Between the rise of fast-fashion brands, the declining purchasing power of American teenagers and the ongoing decline in US mall traffic, American Eagle has had a tough couple of years, though it's enjoyed a sales turnaround in recent quarters. Tailgate could allow the Pittsburgh-based company to expand its retail footprint into more college campuses, taking a slice of the market currently occupied by the aforementioned campus bookstores. The retailer plans to open two to three Tailgate stores next year, eventually increasing that number to more than 200, a spokesperson said. A standalone Todd Snyder store in New York is also in the works.
As part of the deal, Snyder, who once served as senior vice president of menswear at J.Crew and director of menswear at Gap, will be joining American Eagle as executive vice president, reporting to Chad Kessler, global brand president of American Eagle. Jimmy Olson, who has served as president and CEO of Todd Snyder and Tailgate for the past four and a half years, is also joining the company as vice president, where he will continue to lead the day-to-day operations of both brands.

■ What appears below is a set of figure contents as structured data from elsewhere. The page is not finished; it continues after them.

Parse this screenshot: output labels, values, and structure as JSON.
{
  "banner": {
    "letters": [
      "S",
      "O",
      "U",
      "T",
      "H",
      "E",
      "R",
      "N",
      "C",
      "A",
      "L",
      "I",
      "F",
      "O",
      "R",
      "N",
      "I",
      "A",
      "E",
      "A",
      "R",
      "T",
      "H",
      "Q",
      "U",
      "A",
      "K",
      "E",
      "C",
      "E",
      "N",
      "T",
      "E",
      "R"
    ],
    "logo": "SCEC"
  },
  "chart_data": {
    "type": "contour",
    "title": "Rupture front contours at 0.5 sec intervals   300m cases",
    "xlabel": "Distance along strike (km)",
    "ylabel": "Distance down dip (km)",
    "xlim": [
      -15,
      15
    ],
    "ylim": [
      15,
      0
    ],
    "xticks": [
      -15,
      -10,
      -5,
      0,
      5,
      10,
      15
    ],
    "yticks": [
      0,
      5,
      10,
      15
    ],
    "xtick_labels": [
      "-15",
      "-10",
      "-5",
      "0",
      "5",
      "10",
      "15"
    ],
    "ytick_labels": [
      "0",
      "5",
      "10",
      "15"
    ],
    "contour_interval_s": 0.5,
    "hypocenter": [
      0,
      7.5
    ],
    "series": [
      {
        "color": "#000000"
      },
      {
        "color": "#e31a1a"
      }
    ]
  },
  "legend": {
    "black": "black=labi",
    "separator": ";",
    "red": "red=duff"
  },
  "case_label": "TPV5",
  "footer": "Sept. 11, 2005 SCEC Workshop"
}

In conjunction with the acquisition announcement, American Eagle announced that comparable sales are up 9 percent so far in the third quarter, and raised its earnings-per-share estimate from $0.28-$0.31 per share to $0.34 per share. Jay Schottenstein, interim CEO of American Eagle, attributed the better-than-expected growth to product enhancements at its American Eagle and Aerie brands, as well as greater sell-throughs at full price. Investors, however, were unmoved, with shares of American Eagle trading flat Tuesday morning.